De todos os escritores que falam sobre a experiência que tiveram com a blogosfera, o que mais me impressionou de maneira positiva foi Fabrício Carpinejar. Ao contrário de muitos, que adoram reclamar da falta de leitores e principalmente de dinheiro – sim, literatura não dá dinheiro nem leitores, o que ela dá é um pouco de dinheiro (e isso se o escritor tiver muita, mas muita sorte mesmo) e um pouco de leitores (aqui o mesmo procede) – ele, Fabrício Carpinejar, apenas relatou de maneira realista mas poética o que é a blogosfera para o escritor numa carta que ele escreveu para O Estado de São Paulo.
Eu gostaria de cometer o pecado de transpô-la por inteira aqui, mas ante à tentação, resisto: não posso dar ao leitor tudo de mão beijada. A carta – digo carta porque o texto leva o título de “Epístola aos Blogueiros”, mas poderia ser chamado crônica, ou conto, se quiser – fala exatamente como é a blogosfera para o escritor. E, assim como Paulo falava para os líderes das comunidades primitivas da cristandade – líderes este que ele formou, com a ajuda de Cristo, segundo a Bíblia – Fabrício passa uma mensagem de fé, onde a perseverança é exaltada.

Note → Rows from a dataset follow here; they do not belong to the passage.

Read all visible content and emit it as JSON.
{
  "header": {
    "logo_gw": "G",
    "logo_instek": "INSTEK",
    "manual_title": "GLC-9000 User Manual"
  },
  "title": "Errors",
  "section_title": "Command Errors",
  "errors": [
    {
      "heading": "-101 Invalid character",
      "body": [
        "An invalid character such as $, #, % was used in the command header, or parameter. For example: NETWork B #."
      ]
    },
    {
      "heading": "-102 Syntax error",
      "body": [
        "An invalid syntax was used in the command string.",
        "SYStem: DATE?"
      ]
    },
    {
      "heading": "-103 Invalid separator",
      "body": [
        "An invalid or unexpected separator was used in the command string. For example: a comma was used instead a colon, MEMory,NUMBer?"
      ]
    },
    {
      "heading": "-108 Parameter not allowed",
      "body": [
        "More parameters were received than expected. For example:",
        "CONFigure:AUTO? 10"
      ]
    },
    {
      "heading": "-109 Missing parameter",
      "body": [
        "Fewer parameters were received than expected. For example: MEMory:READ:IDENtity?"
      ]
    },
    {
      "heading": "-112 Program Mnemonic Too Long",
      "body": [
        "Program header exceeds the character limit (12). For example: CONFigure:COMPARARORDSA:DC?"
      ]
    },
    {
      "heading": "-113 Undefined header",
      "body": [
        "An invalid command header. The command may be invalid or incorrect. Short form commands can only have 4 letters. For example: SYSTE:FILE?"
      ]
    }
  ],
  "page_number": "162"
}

Para Fabrício, o blog é a verdadeira prova para um escritor. Quer saber se você realmente tem vocação para a Literatura? Use o blog enquanto meio de divulgação de sua arte. Se no fim das contas você não conseguir nada com ele, e continuar escrevendo, parabéns: a sua vocação é essa mesma, a de escrever. Pois, o blog, para o escritor, é a sua preparação. Ou melhor: é o seu “Quarenta dias no Deserto”. Veja bem: quarenta dias no deserto, e não o Calvário. Pois, é somente depois do deserto que vem o Calvário, assim como é somente depois do Calvário que vem a Glória. Em outras palavras: quer ser ainda escritor?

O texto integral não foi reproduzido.